An Efficient Coalescent Model for Heterochronously Sampled Molecular Data

Abstract

Molecular sequence variation at a locus informs about the evolutionary history of the sample and past population size dynamics. The Kingman coalescent is used in a generative model of molecular sequence variation to infer evolutionary parameters. However, it is well understood that inference under this model does not scale well with sample size. Here, we build on recent work based on a lower resolution coalescent process, the Tajima coalescent, to model longitudinal samples. While the Kingman coalescent models the ancestry of labeled individuals, we model the ancestry of individuals labeled by their sampling time. We propose a new inference scheme for the reconstruction of effective population size trajectories based on this model and the infinite-sites mutation model.

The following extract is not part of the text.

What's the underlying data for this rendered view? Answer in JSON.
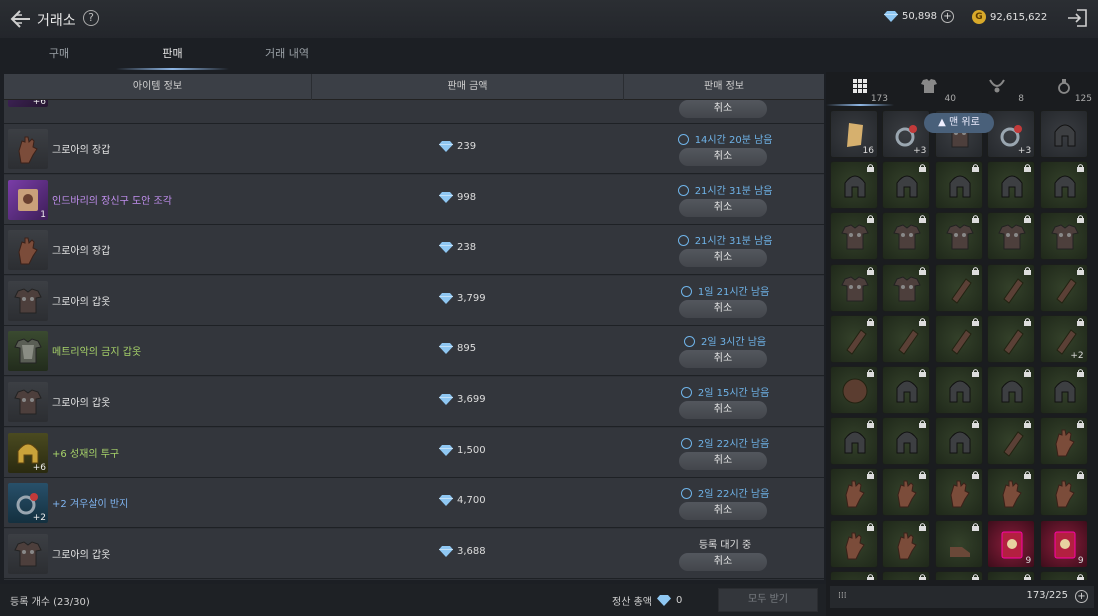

Modeling of longitudinal samples is necessary for applications (e.g., ancient DNA and RNA from rapidly evolving pathogens like viruses) and statistically desirable (variance reduction and parameter identifiability). We propose an efficient algorithm to calculate the likelihood and employ a Bayesian nonparametric procedure to infer the population size trajectory. We provide a new MCMC sampler to explore the space of heterochronous Tajima’s genealogies and model parameters. We compare our procedure with state-of-the-art methodologies in simulations and an application to ancient bison DNA sequences. Supplementary materials for this article are available online including a standardized description of the materials available for reproducing the work.